"Limassol" by Yishai Sarid
Israeli author Yishai Sarid’s espionage thriller is compared to the work of John le Carré with this novel but I don’t really see it, although there are some elements about it that remind me of him. While Limassol is definitely within the spy thriller camp there are also some traditional and “Mediterranean Noir” elements - along with a more Literary approach - fused within it as well.

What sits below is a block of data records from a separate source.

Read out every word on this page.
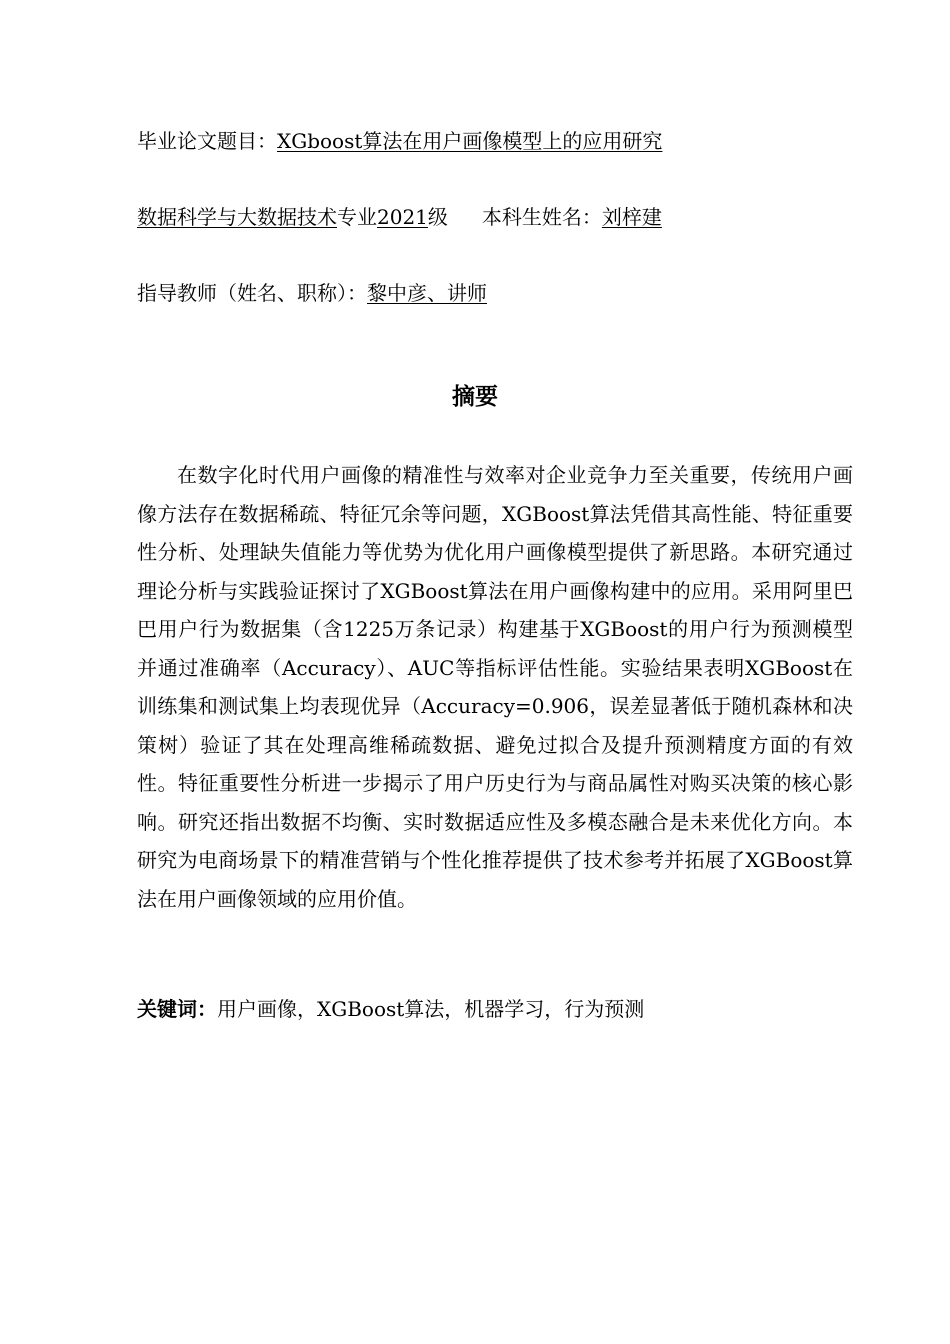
毕业论文题目：XGboost算法在用户画像模型上的应用研究
数据科学与大数据技术专业2021级 本科生姓名：刘梓建
指导教师（姓名、职称）：黎中彦、讲师
摘要

在数字化时代用户画像的精准性与效率对企业竞争力至关重要，传统用户画像方法存在数据稀疏、特征冗余等问题，XGBoost算法凭借其高性能、特征重要性分析、处理缺失值能力等优势为优化用户画像模型提供了新思路。本研究通过理论分析与实践验证探讨了XGBoost算法在用户画像构建中的应用。采用阿里巴巴用户行为数据集（含1225万条记录）构建基于XGBoost的用户行为预测模型并通过准确率（Accuracy）、AUC等指标评估性能。实验结果表明XGBoost在训练集和测试集上均表现优异（Accuracy=0.906，误差显著低于随机森林和决策树）验证了其在处理高维稀疏数据、避免过拟合及提升预测精度方面的有效性。特征重要性分析进一步揭示了用户历史行为与商品属性对购买决策的核心影响。研究还指出数据不均衡、实时数据适应性及多模态融合是未来优化方向。本研究为电商场景下的精准营销与个性化推荐提供了技术参考并拓展了XGBoost算法在用户画像领域的应用价值。

关键词：用户画像，XGBoost算法，机器学习，行为预测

The unnamed protagonist is an interrogator for the Israeli secret service, is about forty, is married and has one child, a four year old son. He is dedicated to keeping Palestinian suicide bombers off the streets and is known for his more brutal ways during an interrogation (two suspects die under his interrogation). Right from the beginning there is a tone of alienation and our protagonist is alienated from just about everything - society and his family in particular(his sense of detachment is so severe that he consistently refers to his son as “the child” throughout the entire novel). Due to the deaths of the two Palestinian suspects, they reassign him: to go undercover as an aspiring novelist and befriend a well known Israeli writer named Daphna and a cancer stricken Palestinian poet named Hani. The target of the assignment is Hani’s son Yotam - a wanted terrorist who is in the midst of plotting an unknown (and possibly spectacular) terrorist plot within Israel. With his marriage falling apart (his wife leaves him to take a job in Boston, taking “the child” along with her), and getting more emotionally and personally involved with Daphna, Hani and Yotem, his once uncompromising sense of right and wrong get called into question. In spite of it all, he forges ahead with his new assignment and it’s the slow burn of the novel which keeps the reader engaged to the very end.
The plot itself isn’t so original and this isn’t really what makes the novel in my eyes. To me, it’s more about what is lying just under the surface, the “unsaid” about the complicated nature of the Israeli-Palestinian conflict; the seeming “differences” between the two cultures living side by side - at its heart - not being much different from one another; how easy it is to cross the line and become the enemy you are fighting; and how often grey the world turns out to be through the eyes of one who normally views it in black and white. An entertaining read, especially for those who love noir fiction (it’s closer to this than spy/thriller). Also great to get a glimpse about a society you don’t normally read in the newspapers. Recommended.